Une importante opération de sécurité s’est déroulée vendredi 4 septembre à Bassiknou, dans la région du Hodh Ech Chargui, à proximité de la frontière malienne. Les autorités mauritaniennes ont procédé à l’arrestation de 17 personnes et à la saisie de deux véhicules tout-terrain transportant des armes et des munitions, selon plusieurs sources concordantes. L’opération intervient dans une zone particulièrement sensible, en raison de sa proximité avec le Mali et de la circulation d’armes et de groupes armés dans les espaces frontaliers.

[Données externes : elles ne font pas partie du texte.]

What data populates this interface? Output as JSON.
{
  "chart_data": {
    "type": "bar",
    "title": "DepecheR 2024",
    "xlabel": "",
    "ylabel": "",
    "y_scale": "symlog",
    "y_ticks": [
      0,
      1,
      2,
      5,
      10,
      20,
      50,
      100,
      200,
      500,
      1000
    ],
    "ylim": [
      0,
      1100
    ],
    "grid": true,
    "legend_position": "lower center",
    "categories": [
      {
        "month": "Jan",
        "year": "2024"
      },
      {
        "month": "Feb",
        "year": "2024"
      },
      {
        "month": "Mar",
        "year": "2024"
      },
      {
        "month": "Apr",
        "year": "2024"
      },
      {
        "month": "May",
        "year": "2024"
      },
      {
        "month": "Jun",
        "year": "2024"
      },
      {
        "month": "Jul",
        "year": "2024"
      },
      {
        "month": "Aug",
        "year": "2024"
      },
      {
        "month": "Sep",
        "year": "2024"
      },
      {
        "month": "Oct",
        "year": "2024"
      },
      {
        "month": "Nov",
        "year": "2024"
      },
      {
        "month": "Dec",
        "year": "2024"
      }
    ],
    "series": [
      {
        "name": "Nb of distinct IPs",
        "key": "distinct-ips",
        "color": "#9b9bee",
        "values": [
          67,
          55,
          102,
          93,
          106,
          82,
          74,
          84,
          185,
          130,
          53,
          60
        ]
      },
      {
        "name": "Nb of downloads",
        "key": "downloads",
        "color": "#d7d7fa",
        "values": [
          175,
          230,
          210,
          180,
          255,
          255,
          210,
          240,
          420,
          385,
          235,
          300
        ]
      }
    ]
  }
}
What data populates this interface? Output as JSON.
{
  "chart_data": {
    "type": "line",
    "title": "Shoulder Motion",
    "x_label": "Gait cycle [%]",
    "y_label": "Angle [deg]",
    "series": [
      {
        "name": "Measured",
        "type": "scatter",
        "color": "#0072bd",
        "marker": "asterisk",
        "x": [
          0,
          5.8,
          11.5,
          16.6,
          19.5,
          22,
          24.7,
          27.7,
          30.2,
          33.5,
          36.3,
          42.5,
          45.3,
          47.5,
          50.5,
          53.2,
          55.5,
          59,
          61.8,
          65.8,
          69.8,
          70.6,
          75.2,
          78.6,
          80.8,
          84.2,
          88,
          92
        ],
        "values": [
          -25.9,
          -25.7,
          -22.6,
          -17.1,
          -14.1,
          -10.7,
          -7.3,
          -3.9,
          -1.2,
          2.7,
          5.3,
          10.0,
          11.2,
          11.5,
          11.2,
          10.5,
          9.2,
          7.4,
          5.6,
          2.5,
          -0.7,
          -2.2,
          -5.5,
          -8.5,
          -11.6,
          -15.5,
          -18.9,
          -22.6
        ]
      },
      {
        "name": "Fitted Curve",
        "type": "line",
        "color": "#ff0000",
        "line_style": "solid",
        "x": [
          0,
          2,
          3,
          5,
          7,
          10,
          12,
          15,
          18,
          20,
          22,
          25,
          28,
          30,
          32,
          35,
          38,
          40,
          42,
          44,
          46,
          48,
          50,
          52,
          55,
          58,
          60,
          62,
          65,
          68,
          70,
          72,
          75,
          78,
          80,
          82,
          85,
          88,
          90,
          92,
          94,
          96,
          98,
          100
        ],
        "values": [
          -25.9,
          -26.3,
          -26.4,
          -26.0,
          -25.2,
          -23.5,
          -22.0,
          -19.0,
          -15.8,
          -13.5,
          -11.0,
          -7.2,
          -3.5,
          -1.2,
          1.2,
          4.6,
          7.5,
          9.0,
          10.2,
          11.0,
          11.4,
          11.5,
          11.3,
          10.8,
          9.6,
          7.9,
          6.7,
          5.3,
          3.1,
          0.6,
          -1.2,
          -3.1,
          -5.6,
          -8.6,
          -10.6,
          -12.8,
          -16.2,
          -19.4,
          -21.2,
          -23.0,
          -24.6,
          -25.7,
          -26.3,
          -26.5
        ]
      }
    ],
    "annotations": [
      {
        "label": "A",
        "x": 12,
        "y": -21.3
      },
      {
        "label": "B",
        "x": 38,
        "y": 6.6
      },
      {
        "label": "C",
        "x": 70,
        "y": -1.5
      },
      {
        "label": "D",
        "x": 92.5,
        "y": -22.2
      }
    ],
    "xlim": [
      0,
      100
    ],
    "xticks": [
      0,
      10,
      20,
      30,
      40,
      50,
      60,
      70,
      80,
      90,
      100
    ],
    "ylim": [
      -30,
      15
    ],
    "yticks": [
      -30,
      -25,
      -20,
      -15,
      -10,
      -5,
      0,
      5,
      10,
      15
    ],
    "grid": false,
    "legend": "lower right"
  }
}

Parmi les personnes interpellées figure Sanda Ould Bouamama, également identifié sous le nom de Sidi Mohamed Ould Mohamed Ould Bouamama. L’homme est présenté comme un ancien porte-parole d’Ansar Dine, le mouvement jihadiste malien dirigé par Iyad Ag Ghali. Ansar Dine a joué un rôle majeur dans l’occupation jihadiste du nord du Mali en 2012. Le mouvement a ensuite participé à la création du Groupe de soutien à l’islam et aux musulmans (JNIM ou GSIM), affilié à Al-Qaïda. Le parcours de Sanda Ould Bouamama est anciennement connu des services de sécurité de la région. Il avait notamment été détenu en Mauritanie avant d’être libéré en 2015.

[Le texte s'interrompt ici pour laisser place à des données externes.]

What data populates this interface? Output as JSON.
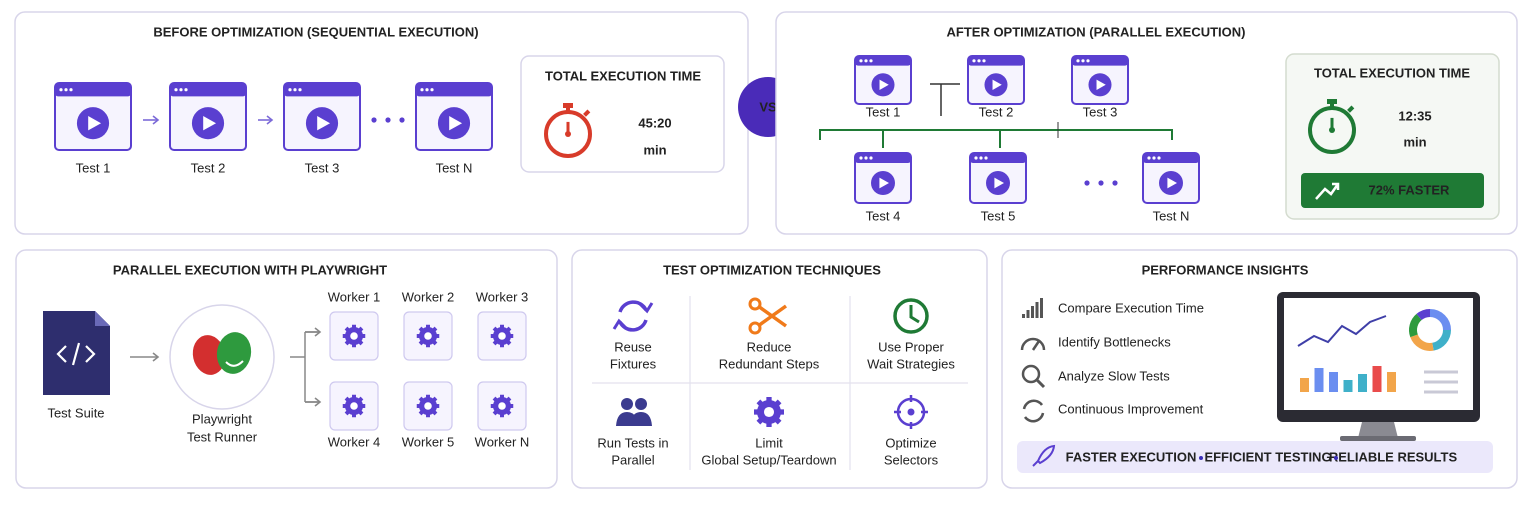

Selon les informations disponibles, les deux véhicules saisis contenaient des armes et des munitions. Certaines sources évoquent une possible provenance du nord du Mali, mais cet élément reste à établir par l’enquête. Les enquêteurs cherchent notamment à déterminer l’origine exacte des armes, leur destination et les éventuelles ramifications du réseau. Les personnes interpellées auraient été transférées à Néma, capitale régionale du Hodh Ech Chargui, afin d’être interrogées.
Cette arrestation intervient alors que la Mauritanie, relativement épargnée par les attaques jihadistes sur son territoire ces dernières années, reste particulièrement attentive aux mouvements d’hommes et d’armes en provenance du Mali, où le JNIM demeure actif.